DEV Community

Cover image for Scaling backend applications for dummies

Posted on


Scaling backend applications for dummies

Maybe you, as every developer, have faced a situation when your application starts to slow down and shows poor performance.

I know, it’s disappointing but it just happens. When you start working in an application and it gets more users and requests, some issues related to overloads, unexpected system failure and service downtime will occur. It’s completely ok, it just means you need to scale up your systems.

If you have enough experience you may plan for some scenarios upfront based on previous projects and that’s a really good starting point because it means your architecture is, at least at some point, scalable.

If you are new to this concept don’t worry, I have created a series of articles to introduce some concepts of scaling applications from the basics.

Scale... what?

Before going further I think it's time to clarify some concepts.

When we talk about scaling in software development we refer to the action to add more resources (hardware) to run a particular application.

But if my program runs perfectly, why do I need to scale?

Great question! Usually when you develop an application you do it in a certain context and when this context changes your application could be affected.

Let me explain with an example. You are programming an ecommerce like Shopify. At the beginning you didn’t pay attention to database performance and it’s completely ok, the app has a few users and response times are quite good. Someday the performance drops and you realize that after the marketing campaign now your application has 100k users at the same time. Your application is the same but it doesn’t work as before, so what happened… exactly! the context your application runs on changed.
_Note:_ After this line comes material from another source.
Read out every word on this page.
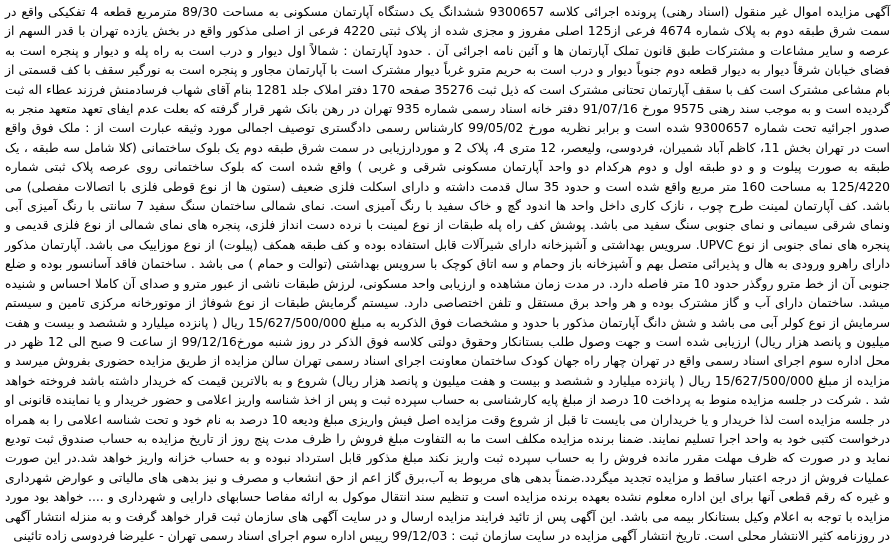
آگهی مزایده اموال غیر منقول (اسناد رهنی) پرونده اجرائی کلاسه 9300657 ششدانگ یک دستگاه آپارتمان مسکونی به مساحت 89/30 مترمربع قطعه 4 تفکیکی واقع در سمت شرق طبقه دوم به پلاک شماره 4674 فرعی از125 اصلی مفروز و مجزی شده از پلاک ثبتی 4220 فرعی از اصلی مذکور واقع در بخش یازده تهران با قدر السهم از عرصه و سایر مشاعات و مشترکات طبق قانون تملک آپارتمان ها و آئین نامه اجرائی آن . حدود آپارتمان : شمالاً اول دیوار و درب است به راه پله و دیوار و پنجره است به فضای خیابان شرقاً دیوار به دیوار قطعه دوم جنوباً دیوار و درب است به حریم مترو غرباً دیوار مشترک است با آپارتمان مجاور و پنجره است به نورگیر سقف با کف قسمتی از بام مشاعی مشترک است کف با سقف آپارتمان تحتانی مشترک است که ذیل ثبت 35276 صفحه 170 دفتر املاک جلد 1281 بنام آقای شهاب فرسادمنش فرزند عطاء اله ثبت گردیده است و به موجب سند رهنی 9575 مورخ 91/07/16 دفتر خانه اسناد رسمی شماره 935 تهران در رهن بانک شهر قرار گرفته که بعلت عدم ایفای تعهد متعهد منجر به صدور اجرائیه تحت شماره 9300657 شده است و برابر نظریه مورخ 99/05/02 کارشناس رسمی دادگستری توصیف اجمالی مورد وثیقه عبارت است از : ملک فوق واقع است در تهران بخش 11، کاظم آباد شمیران، فردوسی، ولیعصر، 12 متری 4، پلاک 2 و موردارزیابی در سمت شرق طبقه دوم یک بلوک ساختمانی (کلا شامل سه طبقه ، یک طبقه به صورت پیلوت و و دو طبقه اول و دوم هرکدام دو واحد آپارتمان مسکونی شرقی و غربی ) واقع شده است که بلوک ساختمانی روی عرصه پلاک ثبتی شماره 125/4220 به مساحت 160 متر مربع واقع شده است و حدود 35 سال قدمت داشته و دارای اسکلت فلزی ضعیف (ستون ها از نوع قوطی فلزی با اتصالات مفصلی) می باشد. کف آپارتمان لمینت طرح چوب ، نازک کاری داخل واحد ها اندود گچ و خاک سفید با رنگ آمیزی است. نمای شمالی ساختمان سنگ سفید 7 سانتی با رنگ آمیزی آبی ونمای شرقی سیمانی و نمای جنوبی سنگ سفید می باشد. پوشش کف راه پله طبقات از نوع لمینت با نرده دست انداز فلزی، پنجره های نمای شمالی از نوع فلزی قدیمی و پنجره های نمای جنوبی از نوع UPVC. سرویس بهداشتی و آشپزخانه دارای شیرآلات قابل استفاده بوده و کف طبقه همکف (پیلوت) از نوع موزاییک می باشد. آپارتمان مذکور دارای راهرو ورودی به هال و پذیرائی متصل بهم و آشپزخانه باز وحمام و سه اتاق کوچک با سرویس بهداشتی (توالت و حمام ) می باشد . ساختمان فاقد آسانسور بوده و ضلع جنوبی آن از خط مترو روگذر حدود 10 متر فاصله دارد. در مدت زمان مشاهده و ارزیابی واحد مسکونی، لرزش طبقات ناشی از عبور مترو و صدای آن کاملا احساس و شنیده میشد. ساختمان دارای آب و گاز مشترک بوده و هر واحد برق مستقل و تلفن اختصاصی دارد. سیستم گرمایش طبقات از نوع شوفاژ از موتورخانه مرکزی تامین و سیستم سرمایش از نوع کولر آبی می باشد و شش دانگ آپارتمان مذکور با حدود و مشخصات فوق الذکربه به مبلغ 15/627/500/000 ریال ( پانزده میلیارد و ششصد و بیست و هفت میلیون و پانصد هزار ریال) ارزیابی شده است و جهت وصول طلب بستانکار وحقوق دولتی کلاسه فوق الذکر در روز شنبه مورخ99/12/16 از ساعت 9 صبح الی 12 ظهر در محل اداره سوم اجرای اسناد رسمی واقع در تهران چهار راه جهان کودک ساختمان معاونت اجرای اسناد رسمی تهران سالن مزایده از طریق مزایده حضوری بفروش میرسد و مزایده از مبلغ 15/627/500/000 ریال ( پانزده میلیارد و ششصد و بیست و هفت میلیون و پانصد هزار ریال) شروع و به بالاترین قیمت که خریدار داشته باشد فروخته خواهد شد . شرکت در جلسه مزایده منوط به پرداخت 10 درصد از مبلغ پایه کارشناسی به حساب سپرده ثبت و پس از اخذ شناسه واریز اعلامی و حضور خریدار و یا نماینده قانونی او در جلسه مزایده است لذا خریدار و یا خریداران می بایست تا قبل از شروع وقت مزایده اصل فیش واریزی مبلغ ودیعه 10 درصد به نام خود و تحت شناسه اعلامی را به همراه درخواست کتبی خود به واحد اجرا تسلیم نمایند. ضمنا برنده مزایده مکلف است ما به التفاوت مبلغ فروش را ظرف مدت پنج روز از تاریخ مزایده به حساب صندوق ثبت تودیع نماید و در صورت که ظرف مهلت مقرر مانده فروش را به حساب سپرده ثبت واریز نکند مبلغ مذکور قابل استرداد نبوده و به حساب خزانه واریز خواهد شد.در این صورت عملیات فروش از درجه اعتبار ساقط و مزایده تجدید میگردد.ضمناً بدهی های مربوط به آب،برق گاز اعم از حق انشعاب و مصرف و نیز بدهی های مالیاتی و عوارض شهرداری و غیره که رقم قطعی آنها برای این اداره معلوم نشده بعهده برنده مزایده است و تنظیم سند انتقال موکول به ارائه مفاصا حسابهای دارایی و شهرداری و .... خواهد بود مورد مزایده با توجه به اعلام وکیل بستانکار بیمه می باشد. این آگهی پس از تائید فرایند مزایده ارسال و در سایت آگهی های سازمان ثبت قرار خواهد گرفت و به منزله انتشار آگهی در روزنامه کثیر الانتشار محلی است. تاریخ انتشار آگهی مزایده در سایت سازمان ثبت : 99/12/03 رییس اداره سوم اجرای اسناد رسمی تهران - علیرضا فردوسی زاده تائینی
These situations tend to happen from time to time. This is why it is so important to take care about the performance and the scalability of your application from the beginning.

I’m not saying that you should create the next Google or Facebook with data centers around the world from day one, but you need a strategy and tools to scale your application. And that’s why this series of article exists.

How can I scale my application?

Now that we are on the same page so it's time to go deeper into scalability concepts.

First of all I want to depict the typical flow when scaling an application.

The first part of scaling an application is to know what it’s going on under the hood. In other words, we need to find what makes performance decrease in order to apply a solution to the problem.

The second part is to apply a solution, obviously. At this point we are really lucky because there are a lot of solutions documented to help us when scaling our applications.

If you ask me for a brief summary of this process should be something like this:


  • Enable observability tools
  • Make a root cause analysis
  • Improve:
  • Optimize code and business logic
  • Optimize database usage (e.g. slow queries)
  • Use background processing
  • Apply advanced scaling patterns

In this article and the following ones we will cover all these aspects and phases of the process. Let’s start talking about observability.

Enable observability tools

This sounds really obvious but it is not.

Before applying any solution to your scaling problem you need to know where the problem is and what is causing it. We should apply different solutions depending on the problem. We are not going to apply the same improvements for slow queries in a database and for an overloaded server that cannot handle more requests.

So first of all you need to audit your application. In the best case scenario your application has some observability tools in place like Kibana, Grafana, Prometheus or similar. If so, you are lucky because you can check this data to spot the problem. If not, my advice is that you need to implement an observability tool right now.

Because this article is an introduction to general concepts I’m not going to give you a deeper explanation on how to install and use any of these tools. You have hundreds of articles about it on the internet. But I want to give you some tips on what data you should gather to get a good observability of your application.

The most important information you want to know about your application is:

-application id: to identify your application in case you have many of them
-request status: true/false or and error code, it’s up to you
-request time: time elapsed from start to finish of request in seconds or milliseconds
-server information: server name/cluster id or similar, helps you to spot specific problems
-profiling information: information about time to run some methods or classes of your application, call to external apis, etc.

You should gather this information for each request. If your app has a huge amount of requests consider gathering data for at least 10%-20% of requests. You can store this information as logs, but if you use an observability tool to display it you will be more productive because you get all your data at a glance.

If you want to get your observability to the next level you can take a look at APM libraries. APM allows you to gather low level information like errors and stack traces from your app with a few lines of code using libraries. These libraries are available for most programming languages and frameworks and are compatible with all observability tools.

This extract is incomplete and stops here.